The whole sci-fi epic format is Sanchez's vision, a series of concept albums in the vein of artists his father had turned him on to -- Pink Floyd, Queen, Jethro Tull. Judging by Stever's tone, the rest of the band plays along, since the conceptual element doesn't interfere with the music. It's all an evolution from Sanchez's original project, a pop-metal trio called Shabutie.
"We were searching for a new [name] and came up with a bunch -- some shitty, some good," Stever says, "but we ultimately decided to take the name of Claudio's side project, which was Coheed and Cambria. He had the story going along with it, so, by adopting the band name, we took in the story as well."

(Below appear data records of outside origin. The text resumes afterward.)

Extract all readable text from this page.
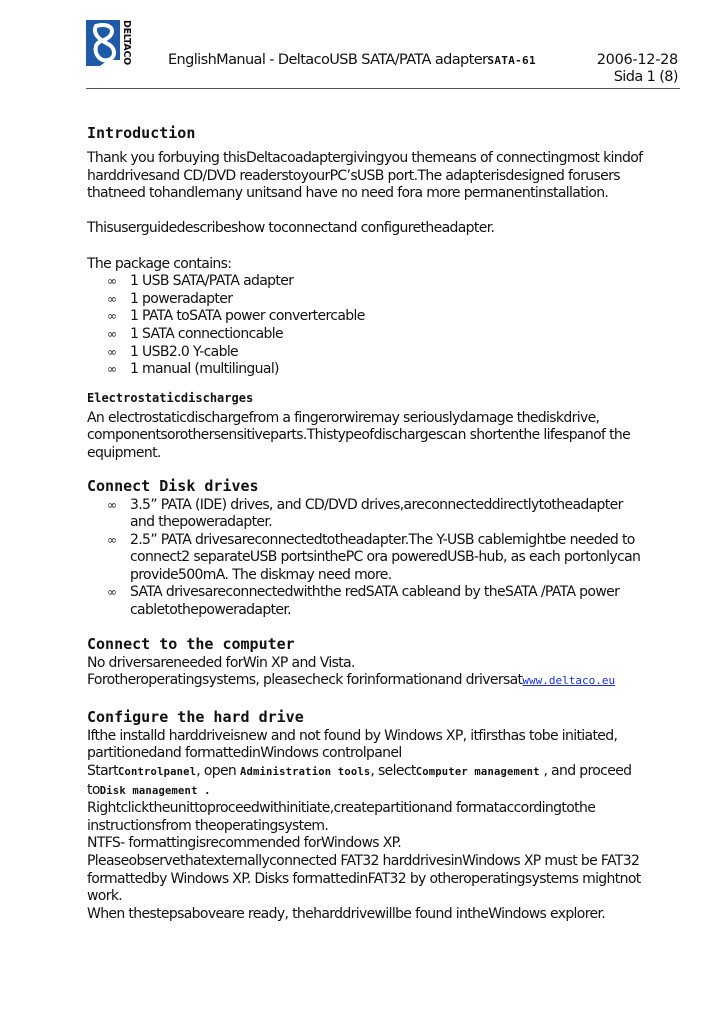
DELTACO EnglishManual - DeltacoUSB SATA/PATA adapterSATA-61	2006-12-28
Sida 1 (8)
Introduction

Thank you forbuying thisDeltacoadaptergivingyou themeans of connectingmost kindof

harddrivesand CD/DVD readerstoyourPC’sUSB port.The adapterisdesigned forusers

thatneed tohandlemany unitsand have no need fora more permanentinstallation.

Thisuserguidedescribeshow toconnectand configuretheadapter.

The package contains:

∞ 1 USB SATA/PATA adapter
∞ 1 poweradapter
∞ 1 PATA toSATA power convertercable
∞ 1 SATA connectioncable
∞ 1 USB2.0 Y-cable
∞ 1 manual (multilingual)
Electrostaticdischarges

An electrostaticdischargefrom a fingerorwiremay seriouslydamage thediskdrive,

componentsorothersensitiveparts.Thistypeofdischargescan shortenthe lifespanof the

equipment.

Connect Disk drives
∞ 3.5” PATA (IDE) drives, and CD/DVD drives,areconnecteddirectlytotheadapter
and thepoweradapter.
∞ 2.5” PATA drivesareconnectedtotheadapter.The Y-USB cablemightbe needed to
connect2 separateUSB portsinthePC ora poweredUSB-hub, as each portonlycan
provide500mA. The diskmay need more.
∞ SATA drivesareconnectedwiththe redSATA cableand by theSATA /PATA power
cabletothepoweradapter.
Connect to the computer

No driversareneeded forWin XP and Vista.

Forotheroperatingsystems, pleasecheck forinformationand driversatwww.deltaco.eu

Configure the hard drive

Ifthe installd harddriveisnew and not found by Windows XP, itfirsthas tobe initiated,

partitionedand formattedinWindows controlpanel

StartControlpanel, open Administration tools, selectComputer management , and proceed

toDisk management .

Rightclicktheunittoproceedwithinitiate,createpartitionand formataccordingtothe

instructionsfrom theoperatingsystem.

NTFS- formattingisrecommended forWindows XP.

Pleaseobservethatexternallyconnected FAT32 harddrivesinWindows XP must be FAT32

formattedby Windows XP. Disks formattedinFAT32 by otheroperatingsystems mightnot

work.

When thestepsaboveare ready, theharddrivewillbe found intheWindows explorer.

So now Stever is a partner in the execution of Sanchez's grand scheme. Despite his limited interest in the Kilgannon story line, he has submitted to being reimagined by the art he participates in, a notion that really isn't all that different from the underlying themes Good Apollo takes on. "What happens with the new album is that the writer [Claudio Sanchez/Claudio Kilgannon] steps into the story and you see everything from the writer's perspective and how the story begins to take over his life," Stever explains.
Sanchez's romp might sound like the sort of brainfuck that could send you screaming down the rabbit hole, but Stever isn't worried. In fact, the new story line finally makes sense to him. "It's much easier to follow since it's the writer going a little kooky and getting sucked into the story. I see how the lyrics connect to that."
Stever might not give a damn about comic books, but, as Sanchez suggests with the new album, what you create creates you right back. It's a reflexive kick in the ass that begs the question: What does the future hold for Coheed and Cambria when the Kilgannon story line is complete? When you are one thing for so long, how do you become another?
"I don't think we have that quite planned out yet," Stever answers. "We'll see what happens."